Review: Moving Pictures


Moving Pictures (Discworld, #10; Industrial Revolution, #1)Moving Pictures by Terry Pratchett
My rating: 2 of 5 stars

This is my second time reading as I do my Discworld re-read. Dropped the start rating from 3 stars to 2 stars.

This one seems a slight step backwards in the progression of Discworld novels. It’s not really about any character growth and we more or less get a sitcom-like reboot at the end. It appears Pratchett had not yet decided that we wanted to continue to modernize Anhk-Morpork as he would in the later novels. We do get a few new characters. Windle Poons is introduced here and continues into the next book, Reaper Man.
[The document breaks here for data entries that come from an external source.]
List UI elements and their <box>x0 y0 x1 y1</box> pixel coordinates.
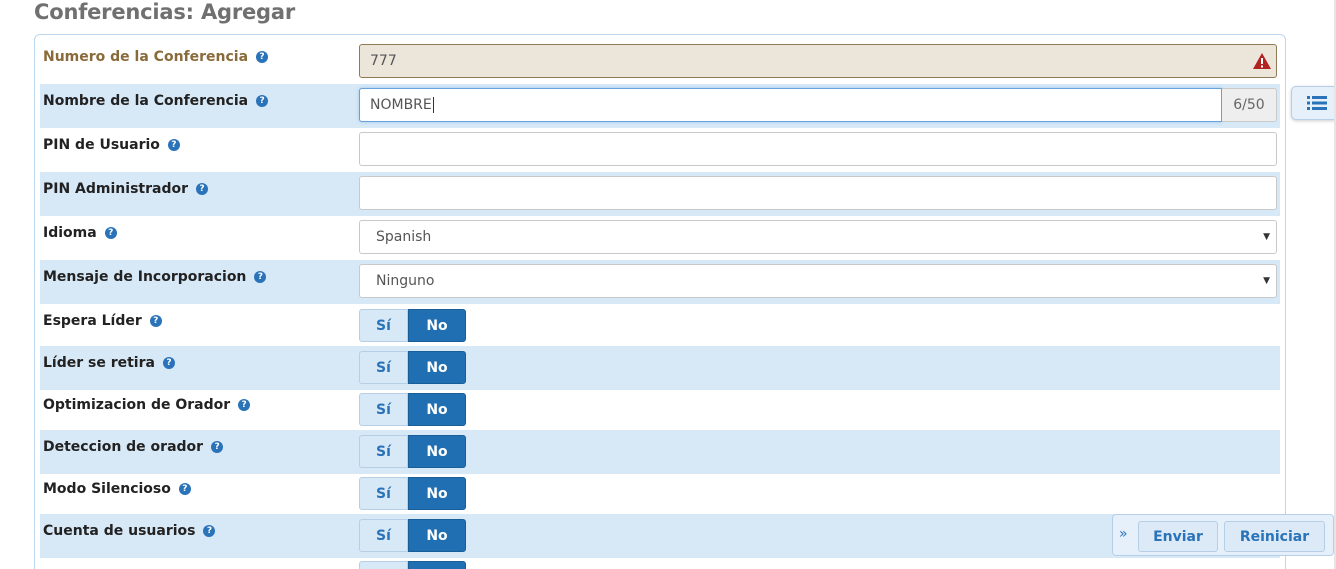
pin-usuario-input[interactable] <box>359 132 1277 166</box>
label-text: PIN de Usuario <box>43 137 160 153</box>
label-text: Mensaje de Incorporacion <box>43 269 247 285</box>
toggle-yes-button[interactable]: Sí <box>359 435 408 468</box>
row-idioma: Idioma ? Spanish ▼ <box>40 216 1280 260</box>
label-text: Nombre de la Conferencia <box>43 93 249 109</box>
toggle-no-button[interactable]: No <box>408 393 466 426</box>
row-numero: Numero de la Conferencia ? 777 <box>40 40 1280 84</box>
toggle-yes-button[interactable]: Sí <box>359 309 408 342</box>
help-icon[interactable]: ? <box>256 51 269 63</box>
espera-lider-toggle: Sí No <box>359 309 466 343</box>
toggle-no-button[interactable]: No <box>408 309 466 342</box>
list-icon <box>1306 96 1327 110</box>
nombre-value: NOMBRE <box>370 97 432 113</box>
label-numero: Numero de la Conferencia ? <box>43 49 269 65</box>
double-chevron-right-icon[interactable]: » <box>1119 526 1128 542</box>
mensaje-selected: Ninguno <box>376 273 435 289</box>
numero-value: 777 <box>370 53 397 69</box>
row-pin-usuario: PIN de Usuario ? <box>40 128 1280 172</box>
page-title: Conferencias: Agregar <box>34 0 295 24</box>
numero-field: 777 <box>359 44 1277 78</box>
help-icon[interactable]: ? <box>203 525 216 537</box>
cuenta-usuarios-toggle: Sí No <box>359 519 466 553</box>
label-lider-retira: Líder se retira ? <box>43 355 175 371</box>
row-deteccion-orador: Deteccion de orador ? Sí No <box>40 430 1280 474</box>
row-pin-admin: PIN Administrador ? <box>40 172 1280 216</box>
toggle-yes-button[interactable]: Sí <box>359 519 408 552</box>
label-text: Idioma <box>43 225 97 241</box>
lider-retira-toggle: Sí No <box>359 351 466 385</box>
help-icon[interactable]: ? <box>178 483 191 495</box>
nombre-input[interactable]: NOMBRE <box>359 88 1222 122</box>
row-espera-lider: Espera Líder ? Sí No <box>40 304 1280 348</box>
optimizacion-orador-toggle: Sí No <box>359 393 466 427</box>
label-nombre: Nombre de la Conferencia ? <box>43 93 269 109</box>
partial-toggle <box>359 561 466 569</box>
toggle-no-button[interactable] <box>408 561 466 569</box>
row-optimizacion-orador: Optimizacion de Orador ? Sí No <box>40 388 1280 432</box>
warning-icon <box>1253 53 1271 69</box>
help-icon[interactable]: ? <box>196 183 208 195</box>
label-text: PIN Administrador <box>43 181 188 197</box>
help-icon[interactable]: ? <box>238 399 251 411</box>
help-icon[interactable]: ? <box>167 139 180 151</box>
idioma-select[interactable]: Spanish ▼ <box>359 220 1277 254</box>
char-counter: 6/50 <box>1222 88 1277 122</box>
row-cuenta-usuarios: Cuenta de usuarios ? Sí No <box>40 514 1280 558</box>
side-menu-tab[interactable] <box>1291 86 1336 120</box>
deteccion-orador-toggle: Sí No <box>359 435 466 469</box>
toggle-yes-button[interactable]: Sí <box>359 477 408 510</box>
label-idioma: Idioma ? <box>43 225 117 241</box>
dropdown-arrow-icon: ▼ <box>1263 276 1270 286</box>
toggle-yes-button[interactable]: Sí <box>359 351 408 384</box>
row-modo-silencioso: Modo Silencioso ? Sí No <box>40 472 1280 516</box>
label-mensaje: Mensaje de Incorporacion ? <box>43 269 267 285</box>
help-icon[interactable]: ? <box>162 357 175 369</box>
row-partial <box>40 556 1280 569</box>
help-icon[interactable]: ? <box>104 227 117 239</box>
label-espera-lider: Espera Líder ? <box>43 313 162 329</box>
toggle-no-button[interactable]: No <box>408 519 466 552</box>
label-text: Espera Líder <box>43 313 142 329</box>
label-cuenta-usuarios: Cuenta de usuarios ? <box>43 523 216 539</box>
label-text: Numero de la Conferencia <box>43 49 249 65</box>
row-lider-retira: Líder se retira ? Sí No <box>40 346 1280 390</box>
reset-button[interactable]: Reiniciar <box>1224 521 1325 552</box>
label-pin-admin: PIN Administrador ? <box>43 181 208 197</box>
label-text: Líder se retira <box>43 355 155 371</box>
submit-button[interactable]: Enviar <box>1138 521 1218 552</box>
help-icon[interactable]: ? <box>211 441 224 453</box>
label-optimizacion-orador: Optimizacion de Orador ? <box>43 397 251 413</box>
label-text: Cuenta de usuarios <box>43 523 196 539</box>
label-deteccion-orador: Deteccion de orador ? <box>43 439 224 455</box>
mensaje-select[interactable]: Ninguno ▼ <box>359 264 1277 298</box>
toggle-no-button[interactable]: No <box>408 435 466 468</box>
label-pin-usuario: PIN de Usuario ? <box>43 137 180 153</box>
help-icon[interactable]: ? <box>254 271 267 283</box>
dropdown-arrow-icon: ▼ <box>1263 232 1270 242</box>
toggle-yes-button[interactable] <box>359 561 408 569</box>
toggle-no-button[interactable]: No <box>408 351 466 384</box>
idioma-selected: Spanish <box>376 229 432 245</box>
label-text: Deteccion de orador <box>43 439 204 455</box>
text-caret <box>432 97 434 113</box>
toggle-yes-button[interactable]: Sí <box>359 393 408 426</box>
modo-silencioso-toggle: Sí No <box>359 477 466 511</box>
label-text: Modo Silencioso <box>43 481 171 497</box>
pin-admin-input[interactable] <box>359 176 1277 210</box>
action-bar: » Enviar Reiniciar <box>1112 514 1334 556</box>
label-text: Optimizacion de Orador <box>43 397 231 413</box>
label-modo-silencioso: Modo Silencioso ? <box>43 481 191 497</box>
row-mensaje: Mensaje de Incorporacion ? Ninguno ▼ <box>40 260 1280 304</box>
toggle-no-button[interactable]: No <box>408 477 466 510</box>
row-nombre: Nombre de la Conferencia ? NOMBRE 6/50 <box>40 84 1280 128</box>
help-icon[interactable]: ? <box>256 95 269 107</box>
help-icon[interactable]: ? <box>149 315 162 327</box>
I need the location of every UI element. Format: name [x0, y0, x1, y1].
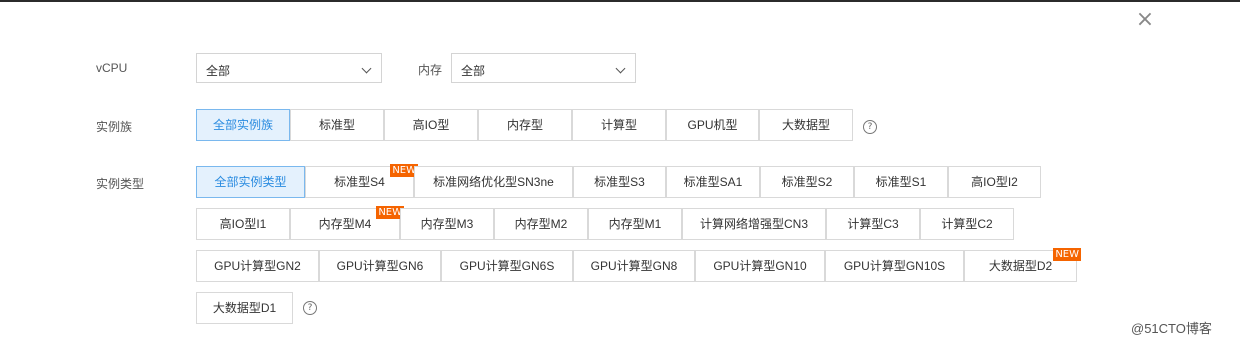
top-border: [0, 0, 1240, 2]
memory-label: 内存: [418, 63, 443, 77]
type-option[interactable]: 全部实例类型: [196, 166, 305, 198]
family-label: 实例族: [96, 120, 133, 134]
type-option[interactable]: 内存型M1: [588, 208, 682, 240]
type-option-label: 内存型M4: [318, 217, 372, 231]
type-option[interactable]: 高IO型I1: [196, 208, 290, 240]
type-option[interactable]: 标准型S3: [573, 166, 666, 198]
type-option[interactable]: GPU计算型GN6S: [441, 250, 573, 282]
family-option-high-io[interactable]: 高IO型: [384, 109, 478, 141]
type-option[interactable]: 计算型C3: [826, 208, 920, 240]
type-option[interactable]: 标准型S2: [760, 166, 854, 198]
type-option[interactable]: GPU计算型GN10S: [825, 250, 964, 282]
family-option-standard[interactable]: 标准型: [290, 109, 384, 141]
family-option-bigdata[interactable]: 大数据型: [759, 109, 853, 141]
chevron-down-icon: [615, 63, 626, 74]
watermark: @51CTO博客: [1131, 321, 1212, 336]
type-option-label: 大数据型D2: [988, 259, 1053, 273]
memory-select-value: 全部: [461, 64, 486, 78]
help-icon[interactable]: ?: [863, 120, 877, 134]
help-icon[interactable]: ?: [303, 301, 317, 315]
type-option[interactable]: GPU计算型GN10: [695, 250, 825, 282]
type-option[interactable]: 内存型M4 NEW: [290, 206, 404, 240]
vcpu-select-value: 全部: [206, 64, 231, 78]
family-option-gpu[interactable]: GPU机型: [666, 109, 759, 141]
type-option-label: 标准型S4: [334, 175, 385, 189]
new-badge: NEW: [1053, 248, 1081, 261]
vcpu-label: vCPU: [96, 61, 128, 75]
family-option-memory[interactable]: 内存型: [478, 109, 572, 141]
close-icon[interactable]: ×: [1135, 9, 1155, 31]
type-option[interactable]: 标准型S4 NEW: [305, 164, 418, 198]
type-option[interactable]: 标准网络优化型SN3ne: [414, 166, 573, 198]
type-option[interactable]: 大数据型D2 NEW: [964, 248, 1081, 282]
type-option[interactable]: GPU计算型GN2: [196, 250, 319, 282]
type-option[interactable]: 标准型SA1: [666, 166, 760, 198]
vcpu-select[interactable]: 全部: [196, 53, 382, 83]
type-option[interactable]: 大数据型D1: [196, 292, 293, 324]
type-option[interactable]: 内存型M3: [400, 208, 494, 240]
type-option[interactable]: 计算网络增强型CN3: [682, 208, 826, 240]
type-option[interactable]: 内存型M2: [494, 208, 588, 240]
chevron-down-icon: [361, 63, 372, 74]
type-option[interactable]: GPU计算型GN8: [573, 250, 695, 282]
type-option[interactable]: 标准型S1: [854, 166, 948, 198]
types-label: 实例类型: [96, 177, 145, 191]
memory-select[interactable]: 全部: [451, 53, 636, 83]
type-option[interactable]: 计算型C2: [920, 208, 1014, 240]
type-option[interactable]: GPU计算型GN6: [319, 250, 441, 282]
type-option[interactable]: 高IO型I2: [948, 166, 1041, 198]
family-option-all[interactable]: 全部实例族: [196, 109, 290, 141]
family-option-compute[interactable]: 计算型: [572, 109, 666, 141]
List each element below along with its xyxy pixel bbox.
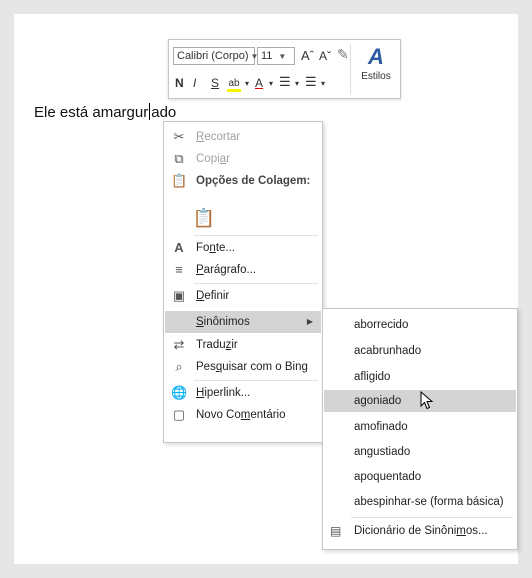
synonym-item[interactable]: acabrunhado [324,340,516,362]
menu-item-search-bing[interactable]: ⌕ Pesquisar com o Bing [165,356,321,378]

Our main character’s class mate later features as a grad student who does the Discworld version of particle physics research. Otherwise, it’s another story in which too much magic allows Lovecraftian monsters a way to come in from the demon dimensions. Other than that it’s almost a Flintstones-level parody of Hollywood in which you look for the Discworld equivalent of real-world things – like 20th Century Fox being Century of the Fruitbat Pictures.

I didn’t really enjoy this one the first time around and a second reading didn’t improve my opinion of the book. You can skip it if you want – it doesn’t have any real consequences to the future of Discworld. Read it for CMOT Dibbler’s shennanigans or Archchancellor Ridcully’s insistence on not bending his will to the university’s culture and how it bothers the bursar.